In my company 90% of computers have a Nvidia card so you can get started with CUDA immediately to start data aggregation and planning your AI training and infercing while waiting for deployment. Totally forget that approach with AMD.
Nvidia also assist larger customers with DGX cloud access through their large deployed super computers.
Nvidia's AI workbench helps a lot here as you can easily transfer your applications from local RTX cards to on-prem or cloud data centers.
MI300x was released in Dec of last year, only months ago. It has 192gb, while H100's only have 80.
There are at least 4 companies now providing bare metal cloud access to these cards. +2 more are hyperscalers (Oracle and MSFT).
It is critically important for the long term safety of AI that we are not dependent on a single source for all of the hardware and software related to AI.
It takes a lot of effort to course correct a large ship, give it some time.
So, HIP at a raw level is as performant as CUDA. The real problems come from higher level stack (BLAS, LAPACK libraries for example). But not all software need higher level stack. So, then it
becomes a cost benefit analysis.
A 15k AMD part vs a 60k nvidia part. For 100 Nvidia GPUs, you can buy 200 AMD GPUs and at least 2-3 engineers for 3 years at 300k to fix the specific library for that GPU. If you can make that work for a lower level library right now, then it makes to sustain it in future.
Amd did several acquihires in recent past also , and now amd have more money than has ever had and stated that ai software is one top priority of the company since 1y .. results are surfacing..
> TensorWave will fund its bit barn build by using its GPUs as collateral for a large round of debt financing, an approach used by other datacenter operators.
Hmmm. This seems like an odd risk for the lenders. Asymmetrical with little upside and security depends on continuing demand for GPUs.
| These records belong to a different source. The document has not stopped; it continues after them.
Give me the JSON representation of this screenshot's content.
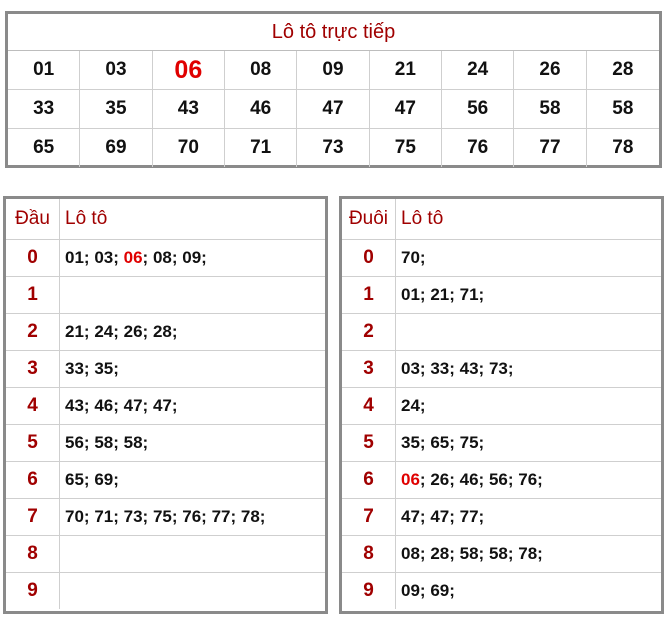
{
  "live": {
    "title": "Lô tô trực tiếp",
    "highlight": "06",
    "numbers": [
      "01",
      "03",
      "06",
      "08",
      "09",
      "21",
      "24",
      "26",
      "28",
      "33",
      "35",
      "43",
      "46",
      "47",
      "47",
      "56",
      "58",
      "58",
      "65",
      "69",
      "70",
      "71",
      "73",
      "75",
      "76",
      "77",
      "78"
    ]
  },
  "dau": {
    "key_header": "Đầu",
    "val_header": "Lô tô",
    "rows": [
      {
        "key": "0",
        "nums": [
          "01",
          "03",
          "06",
          "08",
          "09"
        ]
      },
      {
        "key": "1",
        "nums": []
      },
      {
        "key": "2",
        "nums": [
          "21",
          "24",
          "26",
          "28"
        ]
      },
      {
        "key": "3",
        "nums": [
          "33",
          "35"
        ]
      },
      {
        "key": "4",
        "nums": [
          "43",
          "46",
          "47",
          "47"
        ]
      },
      {
        "key": "5",
        "nums": [
          "56",
          "58",
          "58"
        ]
      },
      {
        "key": "6",
        "nums": [
          "65",
          "69"
        ]
      },
      {
        "key": "7",
        "nums": [
          "70",
          "71",
          "73",
          "75",
          "76",
          "77",
          "78"
        ]
      },
      {
        "key": "8",
        "nums": []
      },
      {
        "key": "9",
        "nums": []
      }
    ]
  },
  "duoi": {
    "key_header": "Đuôi",
    "val_header": "Lô tô",
    "rows": [
      {
        "key": "0",
        "nums": [
          "70"
        ]
      },
      {
        "key": "1",
        "nums": [
          "01",
          "21",
          "71"
        ]
      },
      {
        "key": "2",
        "nums": []
      },
      {
        "key": "3",
        "nums": [
          "03",
          "33",
          "43",
          "73"
        ]
      },
      {
        "key": "4",
        "nums": [
          "24"
        ]
      },
      {
        "key": "5",
        "nums": [
          "35",
          "65",
          "75"
        ]
      },
      {
        "key": "6",
        "nums": [
          "06",
          "26",
          "46",
          "56",
          "76"
        ]
      },
      {
        "key": "7",
        "nums": [
          "47",
          "47",
          "77"
        ]
      },
      {
        "key": "8",
        "nums": [
          "08",
          "28",
          "58",
          "58",
          "78"
        ]
      },
      {
        "key": "9",
        "nums": [
          "09",
          "69"
        ]
      }
    ]
  },
  "colors": {
    "accent": "#a00000",
    "highlight": "#e00000",
    "border": "#8a8a8a"
  }
}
When the AI tide goes out who will be left with the losses.
I see this as super risky as well. I'm taking a totally different approach with my business. We are only growing with customer demand. First off, we are getting a decent number of GPUs to rent, which should cover our initial capacity needs. Then as we grow, we will push revenue + further investment back into more purchase orders. We can also order and deploy compute on a very short timeframe, so if we have a customer that wants a bunch of compute that we don't have today, we will get it online relatively quickly. Grandiose claims of 20k GPUs by the end of the year, almost never works out the way you want it to.
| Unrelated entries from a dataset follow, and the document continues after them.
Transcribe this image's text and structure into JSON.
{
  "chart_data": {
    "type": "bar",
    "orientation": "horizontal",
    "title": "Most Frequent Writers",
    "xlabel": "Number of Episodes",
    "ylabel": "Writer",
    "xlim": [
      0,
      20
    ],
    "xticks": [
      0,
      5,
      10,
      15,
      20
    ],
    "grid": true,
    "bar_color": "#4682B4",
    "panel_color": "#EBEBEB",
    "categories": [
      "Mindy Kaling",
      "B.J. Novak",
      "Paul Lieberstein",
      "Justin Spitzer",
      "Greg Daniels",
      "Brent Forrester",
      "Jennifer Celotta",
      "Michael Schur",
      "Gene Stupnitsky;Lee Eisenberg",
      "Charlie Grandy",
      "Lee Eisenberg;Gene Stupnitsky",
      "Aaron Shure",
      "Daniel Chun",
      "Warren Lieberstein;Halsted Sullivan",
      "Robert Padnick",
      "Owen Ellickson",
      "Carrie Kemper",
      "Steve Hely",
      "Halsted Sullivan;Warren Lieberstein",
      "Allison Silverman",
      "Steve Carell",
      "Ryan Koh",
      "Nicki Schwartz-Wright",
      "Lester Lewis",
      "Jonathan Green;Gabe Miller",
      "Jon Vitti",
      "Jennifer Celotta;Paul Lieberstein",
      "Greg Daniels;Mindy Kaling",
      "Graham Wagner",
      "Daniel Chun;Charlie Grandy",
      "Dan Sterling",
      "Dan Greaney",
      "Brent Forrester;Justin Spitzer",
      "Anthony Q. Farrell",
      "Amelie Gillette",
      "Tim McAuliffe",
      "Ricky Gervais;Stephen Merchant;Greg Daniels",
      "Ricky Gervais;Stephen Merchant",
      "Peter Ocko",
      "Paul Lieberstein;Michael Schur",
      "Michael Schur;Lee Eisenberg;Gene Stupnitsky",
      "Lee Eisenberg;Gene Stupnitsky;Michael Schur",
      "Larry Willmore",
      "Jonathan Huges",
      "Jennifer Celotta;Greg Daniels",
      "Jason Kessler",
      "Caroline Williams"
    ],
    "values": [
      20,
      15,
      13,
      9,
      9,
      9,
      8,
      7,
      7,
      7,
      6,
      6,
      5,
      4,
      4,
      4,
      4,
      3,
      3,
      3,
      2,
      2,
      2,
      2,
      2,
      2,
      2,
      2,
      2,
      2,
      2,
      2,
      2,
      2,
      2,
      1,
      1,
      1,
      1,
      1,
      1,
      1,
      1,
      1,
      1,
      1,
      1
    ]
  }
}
AMD already has a stock price that reflects their whole bag of products. TW stock price is effectively zero for a pre listed VC investment, TW is a cloud service bet not a chip bet (ie higher up stack = more value), TW is AI only.
TensorWave doesn't compete with Nvidia but with CoreWeave. I bet they might even have the same founder lol.
CoreWeave is doing the same stuff but with Nvidia. Also using collateral. But CoreWeave did it last year when H100 was way more valuable for collateral than it is today. And CoreWeave has actually been backed up by Nvidia and Microsoft in some funding rounds.
For Nvidia HW there are like 10x as many AI startups doing what TensorWave is doing. TensorWave is going a more risky way to go with AMD instead of Nvidia. Being among few startups might give them a large benefit but it also depends a lot on AMD support in the SW field. I wouldn't bet on that, especially not with AMD HW as collateral.
It could be great for everyone else that TensorWave is willing to invest in it and hopefully help drive improvements in the software.